Vou fazer aqui uma comparação, talvez injusta, talvez não, entre um filme e uma série, inspirados na mesma pessoa: Christian Dior. O filme é Phantom Thread, de Paul Thomas Anderson, a série, The Collection, produzida pela BBC, entre outros, e passou na RTP2. Curiosamente são ambos do mesmo ano, 2017, e, se não me engano, o ano da grande exposição de Dior em Paris (este ano numa nova versão no V&A, em Londres).

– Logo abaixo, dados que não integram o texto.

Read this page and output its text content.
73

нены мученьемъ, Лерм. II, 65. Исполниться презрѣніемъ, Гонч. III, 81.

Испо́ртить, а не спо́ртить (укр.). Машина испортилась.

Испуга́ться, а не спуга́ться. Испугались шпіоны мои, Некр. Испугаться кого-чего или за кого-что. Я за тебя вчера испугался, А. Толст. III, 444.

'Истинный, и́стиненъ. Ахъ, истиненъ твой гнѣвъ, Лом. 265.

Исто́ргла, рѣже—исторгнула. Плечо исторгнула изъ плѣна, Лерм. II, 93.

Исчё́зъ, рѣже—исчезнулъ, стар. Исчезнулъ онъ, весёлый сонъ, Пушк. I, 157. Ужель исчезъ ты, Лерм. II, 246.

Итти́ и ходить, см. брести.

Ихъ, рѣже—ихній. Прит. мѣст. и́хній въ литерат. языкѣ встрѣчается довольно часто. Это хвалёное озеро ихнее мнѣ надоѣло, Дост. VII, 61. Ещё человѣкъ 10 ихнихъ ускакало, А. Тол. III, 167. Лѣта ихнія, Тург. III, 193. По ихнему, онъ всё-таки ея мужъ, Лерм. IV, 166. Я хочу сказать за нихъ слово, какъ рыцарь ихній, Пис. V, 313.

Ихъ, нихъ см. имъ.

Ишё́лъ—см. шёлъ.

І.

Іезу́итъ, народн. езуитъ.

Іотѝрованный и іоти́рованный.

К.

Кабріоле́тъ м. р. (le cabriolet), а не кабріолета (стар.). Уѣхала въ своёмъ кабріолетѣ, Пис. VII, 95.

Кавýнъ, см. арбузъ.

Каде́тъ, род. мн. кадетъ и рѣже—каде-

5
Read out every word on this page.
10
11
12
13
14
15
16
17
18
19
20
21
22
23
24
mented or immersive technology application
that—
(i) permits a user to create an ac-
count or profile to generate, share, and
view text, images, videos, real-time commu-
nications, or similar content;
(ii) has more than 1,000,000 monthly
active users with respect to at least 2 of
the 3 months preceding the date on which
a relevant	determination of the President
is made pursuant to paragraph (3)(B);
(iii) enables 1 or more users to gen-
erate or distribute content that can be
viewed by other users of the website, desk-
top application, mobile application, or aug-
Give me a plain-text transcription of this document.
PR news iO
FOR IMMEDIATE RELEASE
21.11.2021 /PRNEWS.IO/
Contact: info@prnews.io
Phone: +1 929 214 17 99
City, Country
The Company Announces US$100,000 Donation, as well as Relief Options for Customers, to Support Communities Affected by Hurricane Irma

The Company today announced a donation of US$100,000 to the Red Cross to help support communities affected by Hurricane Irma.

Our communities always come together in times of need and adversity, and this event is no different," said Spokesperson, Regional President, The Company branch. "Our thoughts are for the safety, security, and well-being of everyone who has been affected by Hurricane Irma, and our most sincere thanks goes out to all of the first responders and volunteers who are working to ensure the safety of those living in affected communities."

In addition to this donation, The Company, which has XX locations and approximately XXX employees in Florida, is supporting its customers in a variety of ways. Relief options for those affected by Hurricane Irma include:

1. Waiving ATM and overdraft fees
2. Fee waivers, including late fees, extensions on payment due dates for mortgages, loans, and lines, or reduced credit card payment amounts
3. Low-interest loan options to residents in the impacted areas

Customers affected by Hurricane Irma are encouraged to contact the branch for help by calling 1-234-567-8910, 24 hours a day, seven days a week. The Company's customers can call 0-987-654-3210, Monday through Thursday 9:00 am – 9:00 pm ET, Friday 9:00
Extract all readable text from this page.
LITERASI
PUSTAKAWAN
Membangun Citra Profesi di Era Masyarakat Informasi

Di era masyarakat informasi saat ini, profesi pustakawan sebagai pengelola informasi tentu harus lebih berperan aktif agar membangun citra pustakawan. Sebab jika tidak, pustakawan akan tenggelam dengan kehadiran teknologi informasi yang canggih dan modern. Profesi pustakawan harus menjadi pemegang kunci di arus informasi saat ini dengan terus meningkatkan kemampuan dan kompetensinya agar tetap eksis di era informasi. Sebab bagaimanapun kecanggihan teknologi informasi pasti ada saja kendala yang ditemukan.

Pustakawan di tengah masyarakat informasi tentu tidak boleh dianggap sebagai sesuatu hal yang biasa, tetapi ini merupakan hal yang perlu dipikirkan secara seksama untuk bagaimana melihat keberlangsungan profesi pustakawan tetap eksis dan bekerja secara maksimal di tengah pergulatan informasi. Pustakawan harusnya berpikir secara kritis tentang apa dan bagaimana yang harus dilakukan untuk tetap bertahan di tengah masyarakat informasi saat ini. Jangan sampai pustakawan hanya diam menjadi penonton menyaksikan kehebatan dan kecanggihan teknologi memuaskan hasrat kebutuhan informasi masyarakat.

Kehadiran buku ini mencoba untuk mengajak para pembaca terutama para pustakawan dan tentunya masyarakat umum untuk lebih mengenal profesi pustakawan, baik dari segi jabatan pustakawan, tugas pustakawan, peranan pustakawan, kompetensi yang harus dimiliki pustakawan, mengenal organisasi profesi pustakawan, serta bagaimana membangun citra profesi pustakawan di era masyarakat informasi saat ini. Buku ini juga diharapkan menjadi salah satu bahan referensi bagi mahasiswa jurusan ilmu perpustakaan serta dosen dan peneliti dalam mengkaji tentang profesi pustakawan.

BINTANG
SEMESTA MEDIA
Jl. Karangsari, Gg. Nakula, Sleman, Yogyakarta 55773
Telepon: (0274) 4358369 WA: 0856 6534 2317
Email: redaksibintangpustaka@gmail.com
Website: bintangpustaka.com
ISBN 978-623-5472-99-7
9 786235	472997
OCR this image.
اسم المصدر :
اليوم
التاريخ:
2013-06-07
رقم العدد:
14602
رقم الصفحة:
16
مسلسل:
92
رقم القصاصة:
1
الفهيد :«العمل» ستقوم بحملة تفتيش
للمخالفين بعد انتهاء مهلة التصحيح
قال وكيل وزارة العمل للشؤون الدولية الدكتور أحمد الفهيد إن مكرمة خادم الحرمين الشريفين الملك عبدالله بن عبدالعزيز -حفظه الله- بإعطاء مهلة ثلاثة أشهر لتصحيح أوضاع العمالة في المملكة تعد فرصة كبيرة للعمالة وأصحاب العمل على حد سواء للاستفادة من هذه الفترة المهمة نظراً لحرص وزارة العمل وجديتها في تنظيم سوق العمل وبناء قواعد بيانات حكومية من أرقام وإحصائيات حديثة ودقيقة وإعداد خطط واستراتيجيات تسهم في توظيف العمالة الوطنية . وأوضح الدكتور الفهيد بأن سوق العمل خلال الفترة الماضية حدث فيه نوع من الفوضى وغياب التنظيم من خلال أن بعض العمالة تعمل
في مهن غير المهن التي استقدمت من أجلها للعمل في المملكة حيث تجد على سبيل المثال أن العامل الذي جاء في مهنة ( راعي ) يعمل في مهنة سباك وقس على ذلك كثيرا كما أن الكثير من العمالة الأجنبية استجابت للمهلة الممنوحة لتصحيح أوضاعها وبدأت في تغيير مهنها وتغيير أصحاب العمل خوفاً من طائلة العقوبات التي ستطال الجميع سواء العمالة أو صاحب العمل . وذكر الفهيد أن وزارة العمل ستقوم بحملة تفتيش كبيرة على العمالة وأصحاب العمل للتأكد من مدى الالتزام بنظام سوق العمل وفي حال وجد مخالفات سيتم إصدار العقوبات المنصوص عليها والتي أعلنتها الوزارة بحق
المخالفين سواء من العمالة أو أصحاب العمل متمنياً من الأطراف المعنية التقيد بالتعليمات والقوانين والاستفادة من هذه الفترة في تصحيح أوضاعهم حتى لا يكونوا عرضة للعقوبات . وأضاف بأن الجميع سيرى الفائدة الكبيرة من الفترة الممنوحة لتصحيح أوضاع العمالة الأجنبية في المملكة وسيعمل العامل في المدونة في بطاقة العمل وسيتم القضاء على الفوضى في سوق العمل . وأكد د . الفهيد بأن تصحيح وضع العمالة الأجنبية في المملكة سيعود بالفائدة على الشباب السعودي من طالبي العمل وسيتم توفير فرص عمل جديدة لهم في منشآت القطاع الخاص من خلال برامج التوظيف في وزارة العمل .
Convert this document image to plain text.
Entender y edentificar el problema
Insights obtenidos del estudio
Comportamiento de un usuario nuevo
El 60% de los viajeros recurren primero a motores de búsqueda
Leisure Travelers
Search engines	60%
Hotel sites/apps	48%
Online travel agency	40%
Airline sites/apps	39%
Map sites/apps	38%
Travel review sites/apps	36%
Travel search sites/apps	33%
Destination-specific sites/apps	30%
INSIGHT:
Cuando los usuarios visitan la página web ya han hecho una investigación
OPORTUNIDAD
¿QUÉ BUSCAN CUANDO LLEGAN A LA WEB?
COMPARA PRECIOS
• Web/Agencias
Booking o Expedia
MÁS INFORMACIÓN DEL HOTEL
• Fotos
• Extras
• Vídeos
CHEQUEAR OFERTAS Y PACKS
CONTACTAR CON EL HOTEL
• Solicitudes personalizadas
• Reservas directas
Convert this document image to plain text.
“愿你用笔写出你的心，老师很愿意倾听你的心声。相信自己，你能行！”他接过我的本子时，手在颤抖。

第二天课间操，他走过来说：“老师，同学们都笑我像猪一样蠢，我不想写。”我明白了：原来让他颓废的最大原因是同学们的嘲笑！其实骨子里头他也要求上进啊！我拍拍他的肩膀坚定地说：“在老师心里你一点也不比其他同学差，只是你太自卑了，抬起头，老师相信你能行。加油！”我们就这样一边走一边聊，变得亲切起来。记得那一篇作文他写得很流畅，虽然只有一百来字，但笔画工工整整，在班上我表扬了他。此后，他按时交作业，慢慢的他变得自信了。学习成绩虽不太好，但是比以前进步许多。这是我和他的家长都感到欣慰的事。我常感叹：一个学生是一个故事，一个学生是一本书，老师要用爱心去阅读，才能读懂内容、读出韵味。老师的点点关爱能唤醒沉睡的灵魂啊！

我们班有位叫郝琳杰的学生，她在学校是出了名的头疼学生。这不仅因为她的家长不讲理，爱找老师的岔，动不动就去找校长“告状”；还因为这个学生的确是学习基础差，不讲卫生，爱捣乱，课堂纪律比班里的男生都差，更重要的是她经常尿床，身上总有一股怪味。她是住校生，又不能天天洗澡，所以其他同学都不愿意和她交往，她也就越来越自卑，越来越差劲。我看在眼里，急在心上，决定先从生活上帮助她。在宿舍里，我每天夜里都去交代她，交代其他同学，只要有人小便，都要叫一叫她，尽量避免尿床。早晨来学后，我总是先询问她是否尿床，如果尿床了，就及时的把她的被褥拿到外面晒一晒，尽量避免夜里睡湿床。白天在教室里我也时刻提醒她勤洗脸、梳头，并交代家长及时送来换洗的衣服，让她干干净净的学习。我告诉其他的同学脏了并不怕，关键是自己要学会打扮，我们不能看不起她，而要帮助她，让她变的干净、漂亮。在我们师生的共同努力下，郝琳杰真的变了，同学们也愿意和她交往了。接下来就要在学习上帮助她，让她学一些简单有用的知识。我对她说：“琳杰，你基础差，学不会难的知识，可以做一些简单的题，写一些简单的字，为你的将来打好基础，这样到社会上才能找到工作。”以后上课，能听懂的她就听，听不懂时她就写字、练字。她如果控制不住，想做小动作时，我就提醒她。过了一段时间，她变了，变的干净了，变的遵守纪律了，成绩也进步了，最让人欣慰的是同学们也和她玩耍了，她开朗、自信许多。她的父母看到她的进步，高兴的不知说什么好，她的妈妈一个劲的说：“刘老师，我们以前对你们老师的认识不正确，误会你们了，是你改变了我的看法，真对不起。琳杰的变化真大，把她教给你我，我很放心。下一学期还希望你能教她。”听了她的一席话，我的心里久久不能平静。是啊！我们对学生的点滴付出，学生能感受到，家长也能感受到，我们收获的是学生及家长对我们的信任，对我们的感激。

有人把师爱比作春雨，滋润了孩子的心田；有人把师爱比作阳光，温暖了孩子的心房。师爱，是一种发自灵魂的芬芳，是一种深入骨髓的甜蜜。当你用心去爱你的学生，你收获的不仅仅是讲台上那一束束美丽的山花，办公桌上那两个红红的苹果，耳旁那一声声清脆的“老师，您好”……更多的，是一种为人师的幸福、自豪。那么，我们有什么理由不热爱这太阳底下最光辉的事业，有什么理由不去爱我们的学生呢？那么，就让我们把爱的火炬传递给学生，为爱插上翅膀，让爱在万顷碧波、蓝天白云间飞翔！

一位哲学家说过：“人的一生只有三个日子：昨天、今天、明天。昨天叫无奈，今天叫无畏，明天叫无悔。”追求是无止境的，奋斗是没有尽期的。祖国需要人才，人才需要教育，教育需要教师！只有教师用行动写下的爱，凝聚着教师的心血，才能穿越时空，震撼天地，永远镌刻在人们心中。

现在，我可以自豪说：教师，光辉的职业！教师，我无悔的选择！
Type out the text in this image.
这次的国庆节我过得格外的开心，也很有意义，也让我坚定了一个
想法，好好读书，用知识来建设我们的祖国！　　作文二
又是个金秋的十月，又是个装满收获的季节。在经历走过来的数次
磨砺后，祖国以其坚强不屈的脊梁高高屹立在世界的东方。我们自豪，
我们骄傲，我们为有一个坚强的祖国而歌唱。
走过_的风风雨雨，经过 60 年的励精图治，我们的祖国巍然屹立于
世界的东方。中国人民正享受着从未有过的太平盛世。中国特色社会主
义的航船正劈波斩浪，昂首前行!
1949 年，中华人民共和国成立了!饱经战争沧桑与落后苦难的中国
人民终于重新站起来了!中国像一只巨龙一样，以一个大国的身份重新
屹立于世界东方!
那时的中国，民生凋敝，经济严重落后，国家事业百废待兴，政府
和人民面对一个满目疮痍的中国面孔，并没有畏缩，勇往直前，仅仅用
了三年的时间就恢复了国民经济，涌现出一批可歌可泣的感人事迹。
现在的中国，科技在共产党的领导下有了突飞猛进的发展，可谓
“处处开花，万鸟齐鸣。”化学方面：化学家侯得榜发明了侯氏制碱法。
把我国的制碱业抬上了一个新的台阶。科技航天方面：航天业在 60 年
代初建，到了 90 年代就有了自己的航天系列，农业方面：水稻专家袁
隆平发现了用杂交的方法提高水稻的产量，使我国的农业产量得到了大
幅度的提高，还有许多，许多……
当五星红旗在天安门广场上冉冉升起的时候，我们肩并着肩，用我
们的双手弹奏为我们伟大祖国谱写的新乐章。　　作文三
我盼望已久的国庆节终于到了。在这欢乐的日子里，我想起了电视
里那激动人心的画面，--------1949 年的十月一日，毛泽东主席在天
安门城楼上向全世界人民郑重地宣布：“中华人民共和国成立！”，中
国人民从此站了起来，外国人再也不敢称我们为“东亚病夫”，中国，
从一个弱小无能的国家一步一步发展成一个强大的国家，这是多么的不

A linha narrativa de ambos é bastante diferente, a do filme está, a meu ver, mal resolvida. Promete-nos um sociopata perfeccionista sinistro e não cumpre, tanto na sociopatia como no perfeccionismo. Mas já lá vou. A série tem uma intriga mais simples, sobre a dualidade ética e moral, uma família disfuncional, com uns crimes pelo meio. O seu final é um tanto em aberto, o que, se não houver uma segunda temporada, é um bocado insatisfatório. Uma coisa ambos têm em comum, a ascenção da pobre costureirinha (ou trabalhadora pobrezinha) a uma classe privilegiada. O filme é muito bem realizado em determinadas partes, a série tem uma realização competente, como costuma ser norma nas séries britânicas. Portanto: Phantom Thread é um filme desequilibrado e insatisfatório, The Collection é uma série competente, com uma narrativa interessante, que segue mais de perto a história de Dior, com intrigas ficcionais paralelas, se bem que não é particularmente original.
Outra coisa que quero despachar já é o elenco. Daniel Day Lewis (Phantom Thread) consegue ser mais meticuloso na composição da personagem que a própria personagem, mas não gostei da falta de empatia entre ele e a sua companheira de elenco, que aliás não me convenceu. Os restantes actores estão bastante marcantes, mas com personagens demasiado secundárias. A série tem um elenco mais homogéneo e circula à volta de várias personagens. Uma das razões que me fez ver a série foi Richard Coyle e Frances De La Tour, mas não há grandes diferenças no desmpenho de nenhum dos actores, sejam eles ingleses ou norte americanos (Mamie Gummer, filha de Meryl Streep, está no elenco), estamos a falar da máquina bem oleada da BBC.
Onde está afinal a comparação? No guarda-roupa.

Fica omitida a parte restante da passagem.